After 6:00 or so, Ron would often pull a Mr. Rogers, changing into his beloved U.S.S. Newport News shirt (his first Internet purchase), and then spend another few hours working, sometimes with a brief break to catch up on the latest Daily Show clips. Together, Ron and Sally had an encyclopedic knowledge of the best (or really, the only) Williamsburg restaurants that served decent nachos and acceptable Caesar salads past ten o’clock, and in the rush to finish the first three volumes of the Carroll Papers, I often joined in their near-midnight post-work dinners. To me, these were welcome opportunities to pick their brains and trade more stories.
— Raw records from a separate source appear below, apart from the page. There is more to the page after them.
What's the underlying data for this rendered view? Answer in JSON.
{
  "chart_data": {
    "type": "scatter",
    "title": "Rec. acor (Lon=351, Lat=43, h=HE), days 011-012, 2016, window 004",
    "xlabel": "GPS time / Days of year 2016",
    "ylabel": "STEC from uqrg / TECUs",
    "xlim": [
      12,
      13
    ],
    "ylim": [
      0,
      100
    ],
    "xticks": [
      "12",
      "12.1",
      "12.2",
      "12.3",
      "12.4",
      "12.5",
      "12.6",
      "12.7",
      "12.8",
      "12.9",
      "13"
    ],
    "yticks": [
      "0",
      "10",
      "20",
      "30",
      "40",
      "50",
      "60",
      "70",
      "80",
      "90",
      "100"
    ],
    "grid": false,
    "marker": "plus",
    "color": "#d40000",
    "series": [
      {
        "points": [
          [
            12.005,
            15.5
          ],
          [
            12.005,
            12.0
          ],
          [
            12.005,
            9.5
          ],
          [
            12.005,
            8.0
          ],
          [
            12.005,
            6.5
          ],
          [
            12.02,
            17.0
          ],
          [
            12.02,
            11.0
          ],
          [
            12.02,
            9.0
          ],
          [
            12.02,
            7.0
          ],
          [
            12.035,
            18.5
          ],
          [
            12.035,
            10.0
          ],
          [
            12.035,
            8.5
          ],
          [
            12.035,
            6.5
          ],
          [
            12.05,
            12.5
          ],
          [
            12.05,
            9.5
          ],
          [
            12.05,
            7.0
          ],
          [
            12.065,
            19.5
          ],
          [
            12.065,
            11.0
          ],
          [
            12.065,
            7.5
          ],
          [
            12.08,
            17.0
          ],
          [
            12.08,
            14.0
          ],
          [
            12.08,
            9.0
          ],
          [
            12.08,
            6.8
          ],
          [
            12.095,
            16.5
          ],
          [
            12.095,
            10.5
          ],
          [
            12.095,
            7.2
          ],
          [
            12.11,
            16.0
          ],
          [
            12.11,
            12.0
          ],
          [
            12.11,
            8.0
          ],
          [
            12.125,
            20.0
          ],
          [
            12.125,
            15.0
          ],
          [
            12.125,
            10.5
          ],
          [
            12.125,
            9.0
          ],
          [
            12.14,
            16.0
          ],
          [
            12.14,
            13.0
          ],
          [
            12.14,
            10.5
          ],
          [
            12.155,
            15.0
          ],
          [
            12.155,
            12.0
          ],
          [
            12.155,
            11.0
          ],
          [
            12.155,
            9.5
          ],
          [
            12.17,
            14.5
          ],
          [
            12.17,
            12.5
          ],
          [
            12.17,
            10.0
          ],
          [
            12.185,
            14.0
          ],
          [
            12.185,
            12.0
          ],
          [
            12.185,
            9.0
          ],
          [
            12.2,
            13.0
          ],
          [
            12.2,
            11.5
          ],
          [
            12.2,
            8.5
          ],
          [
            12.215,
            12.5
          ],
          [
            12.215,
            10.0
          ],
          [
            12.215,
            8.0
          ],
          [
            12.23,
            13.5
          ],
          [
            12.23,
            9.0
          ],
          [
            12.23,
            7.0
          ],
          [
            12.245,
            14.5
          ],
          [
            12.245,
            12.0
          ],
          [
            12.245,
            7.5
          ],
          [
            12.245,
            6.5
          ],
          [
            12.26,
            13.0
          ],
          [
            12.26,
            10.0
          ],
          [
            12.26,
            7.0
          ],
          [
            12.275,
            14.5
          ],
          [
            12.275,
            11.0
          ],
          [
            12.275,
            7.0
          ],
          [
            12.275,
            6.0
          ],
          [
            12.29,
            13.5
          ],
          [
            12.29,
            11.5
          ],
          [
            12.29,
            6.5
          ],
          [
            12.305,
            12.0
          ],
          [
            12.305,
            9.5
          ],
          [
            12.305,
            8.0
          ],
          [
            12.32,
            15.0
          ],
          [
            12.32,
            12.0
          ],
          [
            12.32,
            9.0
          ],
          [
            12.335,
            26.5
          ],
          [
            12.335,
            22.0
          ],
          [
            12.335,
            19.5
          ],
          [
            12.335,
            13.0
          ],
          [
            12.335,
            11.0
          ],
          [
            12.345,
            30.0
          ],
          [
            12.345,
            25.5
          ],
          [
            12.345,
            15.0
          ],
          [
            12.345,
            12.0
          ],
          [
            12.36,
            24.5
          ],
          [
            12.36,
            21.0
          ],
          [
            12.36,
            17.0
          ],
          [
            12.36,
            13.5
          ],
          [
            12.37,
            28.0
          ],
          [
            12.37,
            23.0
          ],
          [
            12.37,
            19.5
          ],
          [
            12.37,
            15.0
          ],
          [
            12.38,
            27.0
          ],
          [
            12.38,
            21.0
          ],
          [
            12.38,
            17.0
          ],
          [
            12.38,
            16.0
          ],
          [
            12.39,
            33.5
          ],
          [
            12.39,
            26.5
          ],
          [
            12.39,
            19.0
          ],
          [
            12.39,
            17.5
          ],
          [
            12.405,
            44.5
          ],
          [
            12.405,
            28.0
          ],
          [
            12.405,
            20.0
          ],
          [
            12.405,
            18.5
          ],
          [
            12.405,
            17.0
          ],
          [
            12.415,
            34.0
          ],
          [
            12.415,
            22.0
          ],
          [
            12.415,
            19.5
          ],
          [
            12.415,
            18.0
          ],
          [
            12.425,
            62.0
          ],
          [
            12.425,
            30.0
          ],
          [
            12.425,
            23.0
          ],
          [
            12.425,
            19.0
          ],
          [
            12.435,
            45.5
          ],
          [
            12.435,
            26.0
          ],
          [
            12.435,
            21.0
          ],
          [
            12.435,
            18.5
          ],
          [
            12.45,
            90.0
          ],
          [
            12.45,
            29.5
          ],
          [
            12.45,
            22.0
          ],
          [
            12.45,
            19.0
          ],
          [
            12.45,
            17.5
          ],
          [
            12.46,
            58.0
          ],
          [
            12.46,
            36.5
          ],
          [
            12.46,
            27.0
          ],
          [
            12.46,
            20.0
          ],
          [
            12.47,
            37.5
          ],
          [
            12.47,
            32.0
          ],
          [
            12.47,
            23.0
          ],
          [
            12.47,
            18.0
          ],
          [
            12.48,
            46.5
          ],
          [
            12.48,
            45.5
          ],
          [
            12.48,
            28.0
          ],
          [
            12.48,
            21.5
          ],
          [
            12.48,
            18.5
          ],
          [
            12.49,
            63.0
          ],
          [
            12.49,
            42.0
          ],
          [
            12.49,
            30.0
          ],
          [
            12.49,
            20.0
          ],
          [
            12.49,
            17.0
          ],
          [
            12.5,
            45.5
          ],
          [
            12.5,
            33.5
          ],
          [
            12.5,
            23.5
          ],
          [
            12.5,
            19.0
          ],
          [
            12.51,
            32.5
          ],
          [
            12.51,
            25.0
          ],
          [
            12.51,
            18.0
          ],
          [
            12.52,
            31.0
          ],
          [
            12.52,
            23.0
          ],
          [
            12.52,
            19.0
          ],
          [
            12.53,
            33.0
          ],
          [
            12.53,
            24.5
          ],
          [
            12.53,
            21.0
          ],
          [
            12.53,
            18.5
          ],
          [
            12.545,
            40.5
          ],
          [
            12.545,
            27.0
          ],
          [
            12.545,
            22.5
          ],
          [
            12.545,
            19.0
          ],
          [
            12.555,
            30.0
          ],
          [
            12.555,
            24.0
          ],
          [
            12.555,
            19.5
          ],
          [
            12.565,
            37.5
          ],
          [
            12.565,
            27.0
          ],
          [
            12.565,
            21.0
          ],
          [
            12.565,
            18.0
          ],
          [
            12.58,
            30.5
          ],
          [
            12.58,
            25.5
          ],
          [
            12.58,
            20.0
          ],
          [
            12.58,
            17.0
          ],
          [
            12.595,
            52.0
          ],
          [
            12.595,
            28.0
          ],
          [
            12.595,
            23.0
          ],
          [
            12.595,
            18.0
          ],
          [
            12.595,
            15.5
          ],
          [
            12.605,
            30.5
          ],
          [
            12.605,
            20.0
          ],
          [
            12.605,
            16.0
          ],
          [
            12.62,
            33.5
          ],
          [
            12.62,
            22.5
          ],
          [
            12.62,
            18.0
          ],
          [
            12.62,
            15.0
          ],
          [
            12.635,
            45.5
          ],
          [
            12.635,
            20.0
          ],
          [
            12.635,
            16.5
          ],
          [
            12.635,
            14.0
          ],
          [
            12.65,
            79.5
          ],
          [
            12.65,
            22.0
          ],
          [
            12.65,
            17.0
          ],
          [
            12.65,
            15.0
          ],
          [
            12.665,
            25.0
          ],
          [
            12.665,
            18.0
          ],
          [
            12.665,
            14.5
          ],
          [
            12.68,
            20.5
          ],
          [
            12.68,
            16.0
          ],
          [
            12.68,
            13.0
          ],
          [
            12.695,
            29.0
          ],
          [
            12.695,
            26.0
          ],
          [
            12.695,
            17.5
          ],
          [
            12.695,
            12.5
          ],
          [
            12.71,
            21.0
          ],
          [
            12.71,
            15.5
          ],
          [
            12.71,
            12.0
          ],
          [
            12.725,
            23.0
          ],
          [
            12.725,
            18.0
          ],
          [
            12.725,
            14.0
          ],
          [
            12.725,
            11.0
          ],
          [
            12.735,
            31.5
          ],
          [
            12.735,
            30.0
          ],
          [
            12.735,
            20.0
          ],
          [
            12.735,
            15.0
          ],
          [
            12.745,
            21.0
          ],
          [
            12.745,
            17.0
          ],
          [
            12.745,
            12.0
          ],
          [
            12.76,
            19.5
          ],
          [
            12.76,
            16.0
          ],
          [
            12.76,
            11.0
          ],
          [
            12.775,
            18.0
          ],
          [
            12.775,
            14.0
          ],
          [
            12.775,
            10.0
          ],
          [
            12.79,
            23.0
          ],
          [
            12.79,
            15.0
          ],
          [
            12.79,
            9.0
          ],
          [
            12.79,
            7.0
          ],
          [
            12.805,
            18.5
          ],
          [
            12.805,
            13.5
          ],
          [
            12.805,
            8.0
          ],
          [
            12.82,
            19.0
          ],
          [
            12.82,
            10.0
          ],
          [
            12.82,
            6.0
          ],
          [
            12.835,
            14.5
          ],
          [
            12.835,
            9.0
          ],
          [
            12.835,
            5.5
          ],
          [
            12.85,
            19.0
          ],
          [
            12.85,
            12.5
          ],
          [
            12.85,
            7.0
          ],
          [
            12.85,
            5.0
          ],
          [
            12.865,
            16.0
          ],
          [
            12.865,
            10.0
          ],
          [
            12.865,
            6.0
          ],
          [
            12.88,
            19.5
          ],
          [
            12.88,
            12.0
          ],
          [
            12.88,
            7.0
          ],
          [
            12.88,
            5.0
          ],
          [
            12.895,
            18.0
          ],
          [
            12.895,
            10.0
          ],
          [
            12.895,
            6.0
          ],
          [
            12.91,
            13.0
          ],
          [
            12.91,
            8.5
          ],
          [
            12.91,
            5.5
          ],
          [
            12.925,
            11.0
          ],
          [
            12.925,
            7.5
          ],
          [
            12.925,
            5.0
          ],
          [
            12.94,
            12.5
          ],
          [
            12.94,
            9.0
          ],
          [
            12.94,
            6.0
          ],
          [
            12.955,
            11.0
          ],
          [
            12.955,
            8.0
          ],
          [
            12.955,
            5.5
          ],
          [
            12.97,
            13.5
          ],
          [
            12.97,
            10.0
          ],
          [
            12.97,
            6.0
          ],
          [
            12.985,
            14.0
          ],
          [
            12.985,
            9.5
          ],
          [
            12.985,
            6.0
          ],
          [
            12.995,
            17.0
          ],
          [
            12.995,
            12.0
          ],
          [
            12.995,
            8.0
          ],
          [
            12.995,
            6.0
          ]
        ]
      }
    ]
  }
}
I worked for the Director’s Office, the WMQ, and the Carroll Papers, took his legendary Revolution grad class, tagged along on conferences and trips, sublet his Colonial Williamsburg house, and regularly pestered him for advice on and off over the last twenty-five years, but one of my favorite stories about Ron is from way back in the late nineties. He wandered into the Institute library one afternoon to find Kim Foley and I sobbing and surrounded by Carroll letters. When he found out the reason—that Charley Carroll had just learned “Mama” had died a few weeks earlier—Ron very seriously asked, “you do know she died over two hundred years ago, right?” But he also got it. He cared deeply about the Carrolls, and about the two distraught employees who were just getting sucked into the Carroll story. That story—and the way he and Sally told it—was compelling enough to lure me back to the Carroll Papers two years ago, because the opportunity to work with them again was too great to pass up. A few months ago, I finally reached the letter in which Charley died. This time I knew it was coming, so I chickened out and made my six-year-old (who called Ron “Uncle Ron”) read it to me. And through the sniffles, I could picture Ron asking us both, “You do know he died nearly two hundred years ago, right?” But still, I know he’d get it, because as a master storyteller, he understood the power of getting wrapped up in the lives of the past and in creating new adventures in the present.
Ron was my boss, my professor, my landlord, my friend, and an honorary member of my family, and my career, education, and life are all the better for it. I thank him for the stories, and I will deeply miss hearing and sharing in new ones.